Now a days I can type about 104 words per minute (which isn't bad, I don't think) considering I never really learned how to use proper hand placement. I had about 3 computers, all ended up dying of random hardware failures before I finally took the dive and tried out an Apple computer.
I just wanted to try it because I am always into trying something new, I've used Linux and Windows and now Mac OS X. My computer will be two years old in February next year and it hasn't given me any memorable problems. 
It was actually the first time I was really able to write on a computer without too many distractions, ei. Defragmented HD, Bogged down registry from bad program installers. So I guess it depends on what kind of Operating Environment lets you concentrate on your work the most. It's bound to be different for everyone. 
As for me being distracted, it doesn't happen very much. It's safe to say I've never been a lazy writer. Once I start working I zone out and work till I've got 1k words at the least. Most recently though that's been stretching to 15 hundred to 2k per day.

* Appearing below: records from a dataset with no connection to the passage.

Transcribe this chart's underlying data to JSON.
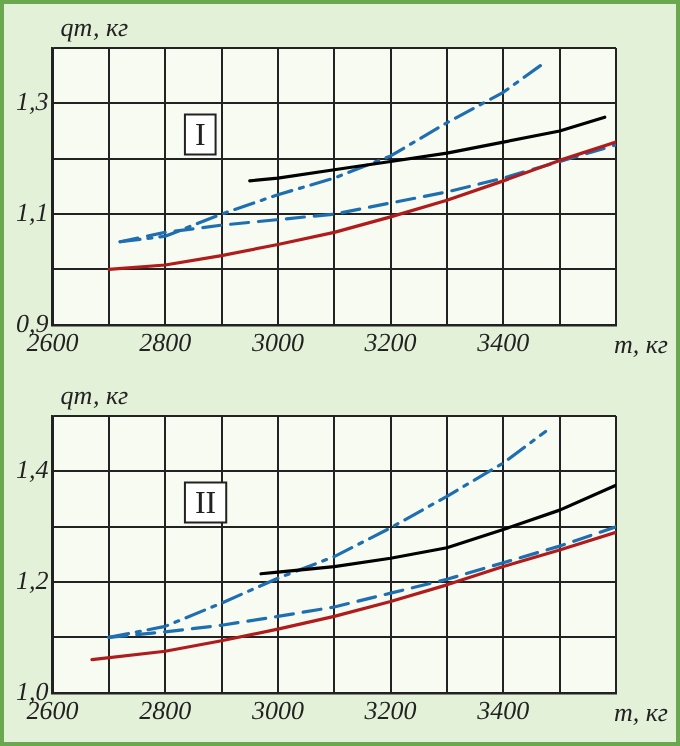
{
  "chart_data": [
    {
      "type": "line",
      "xlabel": "m, кг",
      "ylabel": "qт, кг",
      "annotations": [
        "I"
      ],
      "xlim": [
        2600,
        3600
      ],
      "ylim": [
        0.9,
        1.4
      ],
      "xticks": [
        2600,
        {
          "value": 2700,
          "label": null
        },
        2800,
        {
          "value": 2900,
          "label": null
        },
        3000,
        {
          "value": 3100,
          "label": null
        },
        3200,
        {
          "value": 3300,
          "label": null
        },
        3400,
        {
          "value": 3500,
          "label": null
        },
        {
          "value": 3600,
          "label": null
        }
      ],
      "yticks": [
        {
          "value": 0.9,
          "label": "0,9"
        },
        {
          "value": 1.0,
          "label": null
        },
        {
          "value": 1.1,
          "label": "1,1"
        },
        {
          "value": 1.2,
          "label": null
        },
        {
          "value": 1.3,
          "label": "1,3"
        },
        {
          "value": 1.4,
          "label": null
        }
      ],
      "grid": true,
      "legend": false,
      "marker": "none",
      "series": [
        {
          "color": "#b01c1c",
          "line_style": "solid",
          "x": [
            2700,
            2800,
            2900,
            3000,
            3100,
            3200,
            3300,
            3400,
            3500,
            3600
          ],
          "values": [
            1.0,
            1.008,
            1.025,
            1.045,
            1.067,
            1.095,
            1.125,
            1.16,
            1.197,
            1.23
          ]
        },
        {
          "color": "#000000",
          "line_style": "solid",
          "x": [
            2950,
            3000,
            3100,
            3200,
            3300,
            3400,
            3500,
            3580
          ],
          "values": [
            1.16,
            1.165,
            1.18,
            1.195,
            1.21,
            1.23,
            1.25,
            1.275
          ]
        },
        {
          "color": "#1f6fb0",
          "line_style": "dashed",
          "x": [
            2720,
            2800,
            2900,
            3000,
            3100,
            3200,
            3300,
            3400,
            3500,
            3600
          ],
          "values": [
            1.05,
            1.067,
            1.08,
            1.09,
            1.1,
            1.12,
            1.14,
            1.165,
            1.195,
            1.225
          ]
        },
        {
          "color": "#1f6fb0",
          "line_style": "dashdot",
          "x": [
            2720,
            2800,
            2900,
            3000,
            3100,
            3200,
            3300,
            3400,
            3475
          ],
          "values": [
            1.05,
            1.06,
            1.1,
            1.135,
            1.165,
            1.205,
            1.265,
            1.32,
            1.375
          ]
        }
      ]
    },
    {
      "type": "line",
      "xlabel": "m, кг",
      "ylabel": "qт, кг",
      "annotations": [
        "II"
      ],
      "xlim": [
        2600,
        3600
      ],
      "ylim": [
        1.0,
        1.5
      ],
      "xticks": [
        2600,
        {
          "value": 2700,
          "label": null
        },
        2800,
        {
          "value": 2900,
          "label": null
        },
        3000,
        {
          "value": 3100,
          "label": null
        },
        3200,
        {
          "value": 3300,
          "label": null
        },
        3400,
        {
          "value": 3500,
          "label": null
        },
        {
          "value": 3600,
          "label": null
        }
      ],
      "yticks": [
        {
          "value": 1.0,
          "label": "1,0"
        },
        {
          "value": 1.1,
          "label": null
        },
        {
          "value": 1.2,
          "label": "1,2"
        },
        {
          "value": 1.3,
          "label": null
        },
        {
          "value": 1.4,
          "label": "1,4"
        },
        {
          "value": 1.5,
          "label": null
        }
      ],
      "grid": true,
      "legend": false,
      "marker": "none",
      "series": [
        {
          "color": "#b01c1c",
          "line_style": "solid",
          "x": [
            2670,
            2800,
            2900,
            3000,
            3100,
            3200,
            3300,
            3400,
            3500,
            3600
          ],
          "values": [
            1.06,
            1.075,
            1.094,
            1.115,
            1.138,
            1.165,
            1.195,
            1.228,
            1.258,
            1.29
          ]
        },
        {
          "color": "#000000",
          "line_style": "solid",
          "x": [
            2970,
            3000,
            3100,
            3200,
            3300,
            3400,
            3500,
            3600
          ],
          "values": [
            1.215,
            1.218,
            1.228,
            1.243,
            1.262,
            1.295,
            1.33,
            1.375
          ]
        },
        {
          "color": "#1f6fb0",
          "line_style": "dashed",
          "x": [
            2700,
            2800,
            2900,
            3000,
            3100,
            3200,
            3300,
            3400,
            3500,
            3600
          ],
          "values": [
            1.1,
            1.11,
            1.122,
            1.138,
            1.155,
            1.18,
            1.205,
            1.235,
            1.265,
            1.3
          ]
        },
        {
          "color": "#1f6fb0",
          "line_style": "dashdot",
          "x": [
            2700,
            2800,
            2900,
            3000,
            3100,
            3200,
            3300,
            3400,
            3475
          ],
          "values": [
            1.1,
            1.12,
            1.162,
            1.207,
            1.246,
            1.298,
            1.355,
            1.415,
            1.472
          ]
        }
      ]
    }
  ]
}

And yes, I don't miss the hand cramps. I don't get me started on type writers. Especially the electric ones. If you try and type too fast the blasted keys jam up.


----------



## caelum (Jun 11, 2010)

I've done a few stories long hand, and though I think I've come up with some of my most spontaneous stuff with a pen, it's such a pain.  I think it's just worthwhile to develop good writing habits on the computer, not getting distracted, not jumping back and editing stuff a few pages ago because we're at a hard part.


----------



## C.M.C. (Jun 12, 2010)

In addition to the pain aspect, there's also the fact that my hand can't keep up with my mind.  I can think much faster than I can write, and typing has brought the gap down to a more manageable chasm.


----------



## Non Serviam (Jun 12, 2010)

lin said:


> Exactly.  Everytime I bitch about anything in the writing process, I think of Shakespeare scratching out his plays using a bird feather dipped in ink and feel like a total punk



I've written with a properly-cut swan-feather quill, made from the longest flight feather of the swan's left wing, on a piece of properly-prepared vellum, resting on a properly-angled writing desk.  It's pleasant, or even delightful, to write like that.

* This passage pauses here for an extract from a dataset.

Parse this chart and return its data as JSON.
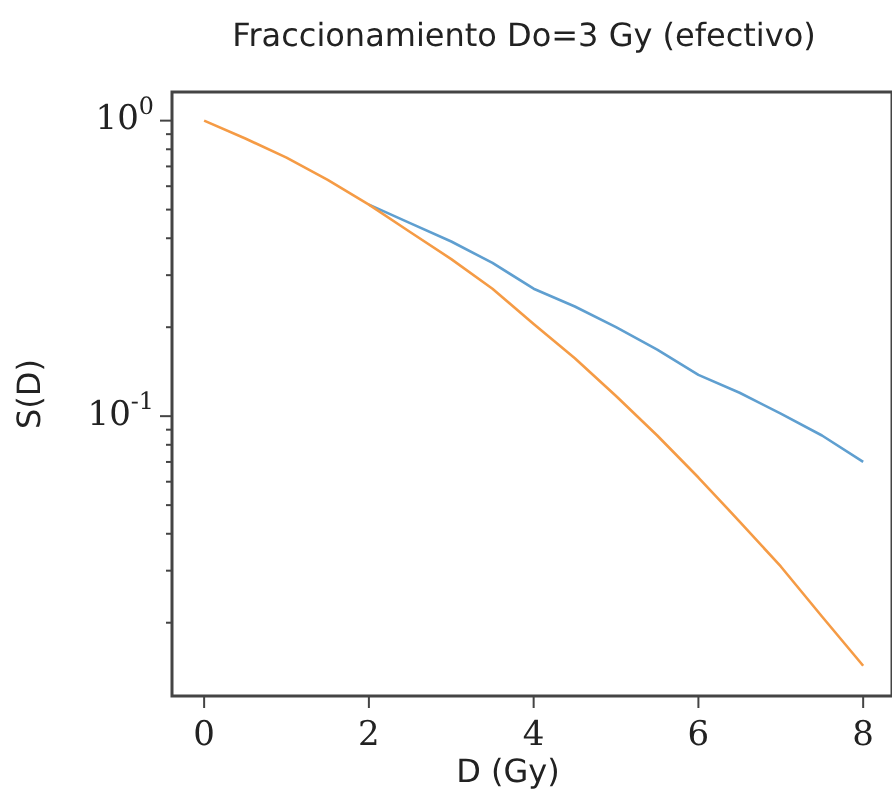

Mind you, I'm the kind of man who owns several fountain pens, so I'm probably just a handwriting snob.


----------



## garza (Jun 12, 2010)

Joseph B - 
When the Heidie starts to rumble,
to shake the floor and wall;
When the virgin rolls start turning,
and you hear the pressman call;
When you stand beside the cutter,
and you watch your precious job;
When you see it jammed and mangled,
you can only stand and sob.


----------



## Julianne (Jun 12, 2010)

I hate writing by hand. I'm a pretty fast typist because my job requires me to be on the computer a lot, and writing by hand is so painfully slow in comparison.

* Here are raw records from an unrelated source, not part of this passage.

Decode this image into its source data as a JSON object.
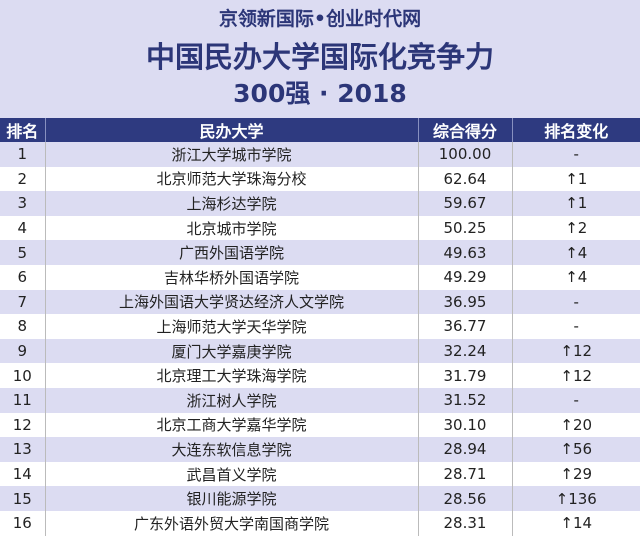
{
  "header": {
    "site": "京领新国际•创业时代网",
    "title": "中国民办大学国际化竞争力",
    "subtitle": "300强 · 2018"
  },
  "columns": [
    "排名",
    "民办大学",
    "综合得分",
    "排名变化"
  ],
  "rows": [
    [
      "1",
      "浙江大学城市学院",
      "100.00",
      "-"
    ],
    [
      "2",
      "北京师范大学珠海分校",
      "62.64",
      "↑1"
    ],
    [
      "3",
      "上海杉达学院",
      "59.67",
      "↑1"
    ],
    [
      "4",
      "北京城市学院",
      "50.25",
      "↑2"
    ],
    [
      "5",
      "广西外国语学院",
      "49.63",
      "↑4"
    ],
    [
      "6",
      "吉林华桥外国语学院",
      "49.29",
      "↑4"
    ],
    [
      "7",
      "上海外国语大学贤达经济人文学院",
      "36.95",
      "-"
    ],
    [
      "8",
      "上海师范大学天华学院",
      "36.77",
      "-"
    ],
    [
      "9",
      "厦门大学嘉庚学院",
      "32.24",
      "↑12"
    ],
    [
      "10",
      "北京理工大学珠海学院",
      "31.79",
      "↑12"
    ],
    [
      "11",
      "浙江树人学院",
      "31.52",
      "-"
    ],
    [
      "12",
      "北京工商大学嘉华学院",
      "30.10",
      "↑20"
    ],
    [
      "13",
      "大连东软信息学院",
      "28.94",
      "↑56"
    ],
    [
      "14",
      "武昌首义学院",
      "28.71",
      "↑29"
    ],
    [
      "15",
      "银川能源学院",
      "28.56",
      "↑136"
    ],
    [
      "16",
      "广东外语外贸大学南国商学院",
      "28.31",
      "↑14"
    ]
  ],
  "colors": {
    "header_bg": "#dcdcf2",
    "accent": "#2e3a80",
    "stripe": "#dcdcf2"
  }
}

I remember one night during the last Nano when I was teaching a couple of classes, I had forgotten to bring my laptop to write on during the downtime between sessions. I grabbed a few pieces of paper and managed to get some work done, but it was much less than if I had had the computer. It was frustrating.


----------



## The Prodigy (Jun 12, 2010)

I must admit to being a pen and paper guy. Computers are great but the pen seems to be a more natural extesion of myself. Its fulfilling to turn page after page with notes on the margins that inform where this or that is going. A computer screen is just steril. Ten people typing after an hour produces black lines on on white background that reveal no character at face value. A page of writing can reveal emotion and effort. Call me old. I concede that I may well be.


----------



## Linton Robinson (Jun 12, 2010)

What I am doing more and more of my writing with is a digital recorder about the size of a big pack of chewing gum.


----------



## garza (Jun 12, 2010)

I use a digital voice recorder to do interviews. I can go to, say, Punta Gorda, interview two or three NGO people, a farmer or two, and a government extension agent. Back in my hotel room I plug the voice recorder into my Acer notebook and offload the interviews. With Audacity I edit the interivews into programme-length segments. Across the street from the hotel is an Internet cafe where I use yousendit.com to make the interviews available for broadcast. After a night's rest I type up a transcript and write either a report or an article which I send to the people who want it. Along with the text I upload a few photographs, then head back north, job done.


----------